The group's research response to COVID-19

This is an update on the group's research response to the COVID-19 pandemic. As an infectious disease group we have been keen to contribute to the international research effort where we could be useful, while recognising the need to continue our research on other important infections where possible.

• Bugbank. Thanks to a pre-existing collaboration between our group, Public Health England and UK Biobank, we were in a position to help rapidly facilitate COVID-19 research via SARS-CoV-2 PCR-based swab test results. Beginning mid-March, we worked to provide regular (usually weekly) updates of tests results, which were made available to all UK Biobank researchers beginning April 17th. This is one of several resources on COVID-19 linked to UK Biobank. Beginning in May we provided feeds to other cohorts: INTERVAL, COMPARE, Genes & Health and the NIHR BioResource. We provide updates on this work through the project website www.bugbank.uk. We have published a paper describing the dynamic data linkage in Microbial Genomics (press release). Key collaborators in this project are Jacob Armstrong (Big Data Institute) Naomi Allen (UK Biobank) and David Wyllie and Anne Marie O'Connell (Public Health England).

• COVID-19 Host Genetics Initiative. Along with groups at McGill and the Broad Institute, I have contributed analyses of UK Biobank to investigate genetic risk factors for COVID-19. The Host Genetics Initiative is drawing on more than 200 cohorts from around the world to conduct meta-analysis to tackle questions such as why some people suffer severe COVID-19 while others get mild or asymptomatic infection (media coverage). The meta-analysis results are publicly released periodically. This led to the independent replication of a genetic risk factor on chromosome 3 discovered by a Spanish-Italian cohort and published in the New England Journal of Medicine.

• Epidemiological risk factors for COVID-19. Graduate student Nicolas Arning and I are developing an approach to quantify the effects of lifestyle and medical risk factors for COVID-19 in the UK Biobank that accounts for inherent uncertainty in which risk factors to consider. The new method employs the harmonic mean p-value, a model-averaging approach for big data that we published previously. We are in the process of evaluating the performance of the approach, comparing it to machine learning, and interpreting the results.

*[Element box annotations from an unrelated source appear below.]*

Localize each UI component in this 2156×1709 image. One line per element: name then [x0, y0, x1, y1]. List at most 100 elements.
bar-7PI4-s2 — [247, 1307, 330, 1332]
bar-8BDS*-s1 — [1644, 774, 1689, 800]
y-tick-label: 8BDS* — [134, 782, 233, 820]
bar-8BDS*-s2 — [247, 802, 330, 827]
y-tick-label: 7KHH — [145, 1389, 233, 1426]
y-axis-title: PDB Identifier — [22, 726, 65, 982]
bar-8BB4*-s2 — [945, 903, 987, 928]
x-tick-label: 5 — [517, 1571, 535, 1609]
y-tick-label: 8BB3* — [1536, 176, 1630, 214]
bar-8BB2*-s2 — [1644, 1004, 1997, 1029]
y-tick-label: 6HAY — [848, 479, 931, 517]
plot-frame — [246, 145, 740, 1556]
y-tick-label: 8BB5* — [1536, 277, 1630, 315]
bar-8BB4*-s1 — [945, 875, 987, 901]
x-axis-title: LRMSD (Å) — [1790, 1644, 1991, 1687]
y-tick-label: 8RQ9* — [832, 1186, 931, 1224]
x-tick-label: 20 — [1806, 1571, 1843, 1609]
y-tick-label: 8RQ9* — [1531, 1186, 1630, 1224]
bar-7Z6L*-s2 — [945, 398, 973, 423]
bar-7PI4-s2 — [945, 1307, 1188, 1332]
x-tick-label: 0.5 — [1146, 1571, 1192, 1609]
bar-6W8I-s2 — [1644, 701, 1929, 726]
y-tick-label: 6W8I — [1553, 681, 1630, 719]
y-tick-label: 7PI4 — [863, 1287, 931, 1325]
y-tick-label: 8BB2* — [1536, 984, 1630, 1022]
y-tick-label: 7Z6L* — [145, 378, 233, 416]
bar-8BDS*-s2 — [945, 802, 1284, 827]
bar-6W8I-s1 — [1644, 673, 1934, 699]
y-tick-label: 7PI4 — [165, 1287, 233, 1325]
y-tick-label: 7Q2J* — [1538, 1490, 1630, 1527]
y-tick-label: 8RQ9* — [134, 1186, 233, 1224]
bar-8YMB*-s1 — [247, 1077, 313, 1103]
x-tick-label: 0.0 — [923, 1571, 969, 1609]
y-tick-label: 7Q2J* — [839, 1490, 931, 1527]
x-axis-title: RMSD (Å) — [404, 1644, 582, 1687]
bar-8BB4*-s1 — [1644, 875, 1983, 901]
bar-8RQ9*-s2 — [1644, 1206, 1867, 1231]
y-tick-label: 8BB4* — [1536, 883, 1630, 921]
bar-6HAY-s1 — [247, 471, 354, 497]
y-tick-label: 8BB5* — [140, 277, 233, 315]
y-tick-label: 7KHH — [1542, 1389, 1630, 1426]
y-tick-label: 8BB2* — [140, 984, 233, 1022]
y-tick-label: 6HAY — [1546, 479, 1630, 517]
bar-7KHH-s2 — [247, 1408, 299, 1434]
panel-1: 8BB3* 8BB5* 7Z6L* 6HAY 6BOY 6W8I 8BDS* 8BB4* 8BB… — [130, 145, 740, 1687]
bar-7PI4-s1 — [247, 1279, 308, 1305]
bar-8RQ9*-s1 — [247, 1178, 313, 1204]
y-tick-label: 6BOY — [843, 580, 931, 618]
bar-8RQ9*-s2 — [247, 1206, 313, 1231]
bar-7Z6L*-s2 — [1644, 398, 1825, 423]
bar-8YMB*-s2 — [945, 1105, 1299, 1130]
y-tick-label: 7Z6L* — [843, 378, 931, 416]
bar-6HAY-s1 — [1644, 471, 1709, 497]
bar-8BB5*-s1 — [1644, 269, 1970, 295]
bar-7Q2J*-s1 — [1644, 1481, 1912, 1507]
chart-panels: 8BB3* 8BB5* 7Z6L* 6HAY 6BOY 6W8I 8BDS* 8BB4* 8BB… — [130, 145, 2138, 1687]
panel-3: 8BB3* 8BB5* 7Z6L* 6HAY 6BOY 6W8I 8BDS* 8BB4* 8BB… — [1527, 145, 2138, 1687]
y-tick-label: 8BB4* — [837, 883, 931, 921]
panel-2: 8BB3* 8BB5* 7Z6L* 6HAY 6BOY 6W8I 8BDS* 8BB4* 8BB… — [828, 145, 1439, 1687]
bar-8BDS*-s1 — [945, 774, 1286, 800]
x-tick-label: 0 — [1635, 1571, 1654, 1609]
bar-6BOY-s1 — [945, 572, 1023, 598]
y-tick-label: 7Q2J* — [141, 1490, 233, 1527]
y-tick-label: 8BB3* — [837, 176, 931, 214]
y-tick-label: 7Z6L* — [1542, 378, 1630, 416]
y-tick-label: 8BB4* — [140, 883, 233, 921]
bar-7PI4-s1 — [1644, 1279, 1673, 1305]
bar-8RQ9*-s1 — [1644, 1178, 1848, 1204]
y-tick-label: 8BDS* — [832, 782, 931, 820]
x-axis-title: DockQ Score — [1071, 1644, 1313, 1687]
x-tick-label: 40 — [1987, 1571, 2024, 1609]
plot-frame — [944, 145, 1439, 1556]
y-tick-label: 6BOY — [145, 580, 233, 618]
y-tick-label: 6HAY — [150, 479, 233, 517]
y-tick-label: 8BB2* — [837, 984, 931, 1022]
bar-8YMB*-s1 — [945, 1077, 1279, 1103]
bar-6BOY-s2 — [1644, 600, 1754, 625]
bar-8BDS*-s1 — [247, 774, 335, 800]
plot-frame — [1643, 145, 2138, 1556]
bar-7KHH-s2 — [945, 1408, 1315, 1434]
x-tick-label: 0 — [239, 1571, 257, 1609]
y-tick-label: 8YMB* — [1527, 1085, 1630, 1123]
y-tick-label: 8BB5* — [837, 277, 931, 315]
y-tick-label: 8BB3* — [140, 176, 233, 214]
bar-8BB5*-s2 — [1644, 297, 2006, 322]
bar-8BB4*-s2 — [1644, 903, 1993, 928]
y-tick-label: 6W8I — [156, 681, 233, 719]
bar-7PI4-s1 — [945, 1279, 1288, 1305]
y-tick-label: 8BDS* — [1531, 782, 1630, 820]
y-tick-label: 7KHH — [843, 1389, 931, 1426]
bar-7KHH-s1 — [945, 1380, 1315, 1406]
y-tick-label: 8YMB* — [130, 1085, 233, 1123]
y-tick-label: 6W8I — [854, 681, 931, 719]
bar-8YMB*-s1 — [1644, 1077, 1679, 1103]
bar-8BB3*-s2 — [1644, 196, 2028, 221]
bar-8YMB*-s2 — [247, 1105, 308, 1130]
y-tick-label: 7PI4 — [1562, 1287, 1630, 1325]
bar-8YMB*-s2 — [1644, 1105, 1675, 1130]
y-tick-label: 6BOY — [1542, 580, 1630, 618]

• Antibody testing for the UK Government. Postdoc Justine Rudkin has been working in the lab with Derrick Crook, Sir John Bell and others to measure the efficacy of antibody tests for the UK Government. They have tested many hundreds of kits to establish the sensitivity and specificity of the tests to help evaluate the utility of a national testing programme. This work was crucial in demonstrating the limitations of early blood-spot based tests, and the credibility of subsequent generations of antibody tests. The work has been published in Wellcome Open Research.

• Office of National Statistics Antibody Survey. Justine has also been working in the lab with Sarah Walker to set up robots for her large antibody testing cohort study. Sarah is leading an infection survey with the Office of National Statistics to investigate exposure to SARS-CoV-2 in England and Wales.

Work on other infections that has continued during the lockdown. Postdoc Sarah Earle continues research into pathogen genetic risk factors for diseases including tuberculosis and meningococcal meningitis, while Steven Lin has continued to pursue work on hepatitis C virus genetics and epidemiology. Many of our close collaborators are infection doctors and they have of course been recalled to clinical duties. Laboratory work in the group has been severely disrupted, particularly several of Justine's Staphylococcus aureus projects. We are keen to pick up on those projects where we left off when the chance arrives.